ERA.id - Pihak berwenang Sudan menangguhkan saluran Al Arabiya News, Al Hadath TV, dan operasi Sky News Arabia di negara tersebut, dengan alasan kurangnya standar profesional dan transparansi dalam liputan media mereka.
Penjabat Menteri Penerangan Graham Abdel-Qadir mengeluarkan arahan untuk segera menghentikan aktivitas lembaga penyiaran tersebut.
Dia menggarisbawahi bahwa keputusan itu dibuat untuk melindungi “kepentingan dan nilai-nilai warga Sudan.”
Pekan lalu, saluran Sky News Arabia milik UEA menayangkan laporan video yang menuduh adanya keterlibatan elemen ISIS dalam pertempuran bersama tentara Sudan. Cerita tersebut dibantah oleh pemerintah di Port Sudan, dengan menyebutnya tidak profesional.
Bereaksi terhadap penangguhan tiga saluran berita utama, Sindikat Jurnalis Sudan mengecam keputusan Kementerian Penerangan dan mengatakan bahwa tindakan tersebut jelas merupakan pelanggaran terhadap kebebasan berekspresi dan kebebasan pers.

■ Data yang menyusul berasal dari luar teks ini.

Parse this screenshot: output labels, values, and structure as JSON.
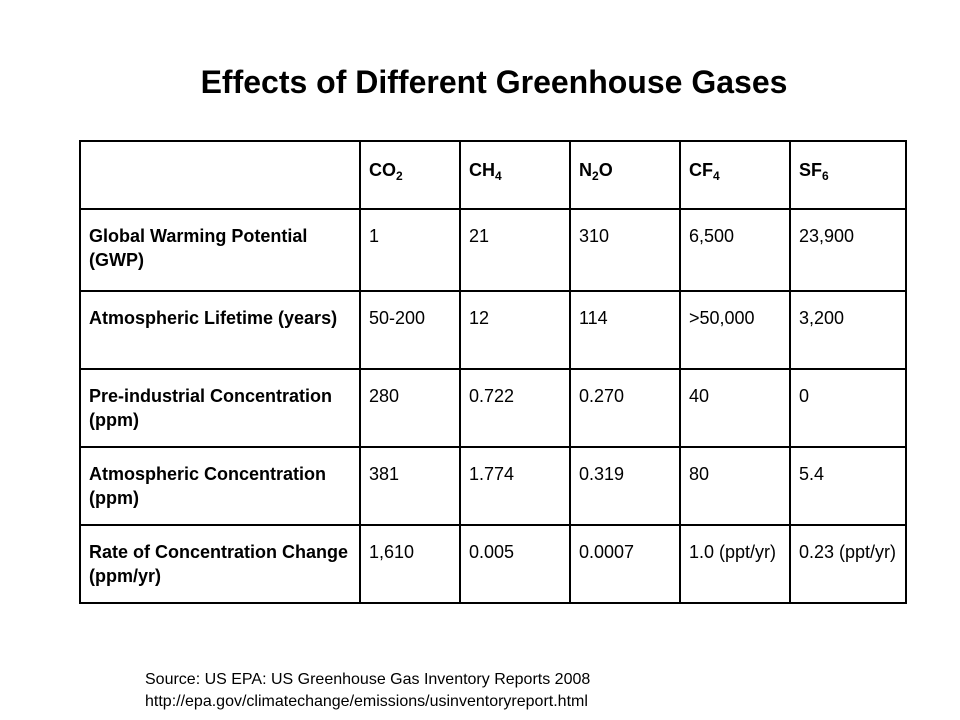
{
  "title": "Effects of Different Greenhouse Gases",
  "table": {
    "columns": [
      {
        "name": "CO",
        "subscript": "2",
        "suffix": ""
      },
      {
        "name": "CH",
        "subscript": "4",
        "suffix": ""
      },
      {
        "name": "N",
        "subscript": "2",
        "suffix": "O"
      },
      {
        "name": "CF",
        "subscript": "4",
        "suffix": ""
      },
      {
        "name": "SF",
        "subscript": "6",
        "suffix": ""
      }
    ],
    "rows": [
      {
        "label": "Global Warming Potential (GWP)",
        "values": [
          "1",
          "21",
          "310",
          "6,500",
          "23,900"
        ]
      },
      {
        "label": "Atmospheric Lifetime (years)",
        "values": [
          "50-200",
          "12",
          "114",
          ">50,000",
          "3,200"
        ]
      },
      {
        "label": "Pre-industrial Concentration (ppm)",
        "values": [
          "280",
          "0.722",
          "0.270",
          "40",
          "0"
        ]
      },
      {
        "label": "Atmospheric Concentration (ppm)",
        "values": [
          "381",
          "1.774",
          "0.319",
          "80",
          "5.4"
        ]
      },
      {
        "label": "Rate of Concentration Change (ppm/yr)",
        "values": [
          "1,610",
          "0.005",
          "0.0007",
          "1.0 (ppt/yr)",
          "0.23 (ppt/yr)"
        ]
      }
    ]
  },
  "source": {
    "line1": "Source:  US EPA: US Greenhouse Gas Inventory Reports 2008",
    "line2": "http://epa.gov/climatechange/emissions/usinventoryreport.html"
  }
}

“Menutup saluran satelit dan membatasi mereka yang bekerja dalam profesi tersebut akan membungkam suara media profesional, dan juga akan membuka pintu bagi penyebaran rumor dan ujaran kebencian,” kata sindikat tersebut dalam sebuah pernyataan, dikutip kantor berita negara Sudan (SUNA), Rabu (3/4/2024).
Ia menambahkan bahwa keputusan tersebut diambil sebagai kelanjutan dari taktik intimidasi yang diterapkan terhadap jurnalis yang telah bekerja dalam kondisi ekstrem sejak perang pecah pada April lalu.

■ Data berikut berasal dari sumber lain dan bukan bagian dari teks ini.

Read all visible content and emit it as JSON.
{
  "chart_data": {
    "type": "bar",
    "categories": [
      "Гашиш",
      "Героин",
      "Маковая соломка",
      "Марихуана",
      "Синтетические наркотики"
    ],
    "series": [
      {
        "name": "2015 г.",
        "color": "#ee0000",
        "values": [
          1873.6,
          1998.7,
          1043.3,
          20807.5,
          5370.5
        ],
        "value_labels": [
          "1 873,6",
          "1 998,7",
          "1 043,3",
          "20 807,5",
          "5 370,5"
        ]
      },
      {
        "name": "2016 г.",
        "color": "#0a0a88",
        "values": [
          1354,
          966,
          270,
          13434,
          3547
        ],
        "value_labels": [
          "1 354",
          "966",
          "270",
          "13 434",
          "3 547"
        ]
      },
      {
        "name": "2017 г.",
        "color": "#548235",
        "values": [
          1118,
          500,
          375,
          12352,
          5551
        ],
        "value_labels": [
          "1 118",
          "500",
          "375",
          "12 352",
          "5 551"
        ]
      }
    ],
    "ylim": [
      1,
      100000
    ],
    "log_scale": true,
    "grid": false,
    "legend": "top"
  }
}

Keputusan tersebut diambil sebagai kelanjutan dari taktik intimidasi yang diterapkan terhadap jurnalis yang telah bekerja dalam kondisi ekstrem sejak perang pecah pada April lalu, tambah pernyataan itu.
Sementara itu, kantor media Al Hadath menyatakan bahwa mereka belum diberitahu tentang keputusan untuk menangguhkan pekerjaan salurannya dan Al Arabiya di Sudan, dalam sebuah postingan di X.
“Kami terkejut mendengar keputusan untuk menghentikan saluran Al Hadath dan Al Arabiya di televisi pemerintah,” tambahnya dalam postingan lain di X.
Perang di Sudan, yang mendekati ulang tahun pertamanya, meletus karena perselisihan mengenai kekuasaan tentara dan Pasukan Dukungan Cepat (RSF) paramiliter di bawah rencana transisi politik menuju pemerintahan sipil dan pemilihan umum yang bebas yang didukung secara internasional.
Tentara dan Pasukan Dukungan Cepat (RSF) mulai saling bertarung pada pertengahan April tahun lalu ketika terjadi ketegangan mengenai rencana transisi politik baru.
Konflik tersebut telah menyebabkan hampir 8,5 juta orang meninggalkan rumah mereka, menciptakan krisis pengungsian terbesar di dunia, menyebabkan sebagian dari 49 juta penduduknya berada di ambang kelaparan, dan memicu gelombang pembunuhan yang didorong oleh etnis dan kekerasan seksual di wilayah barat Darfur.
Sekitar 13.900 orang telah tewas sejak pertempuran terjadi, menurut data yang dicatat oleh Proyek Data Lokasi & Peristiwa Konflik Bersenjata.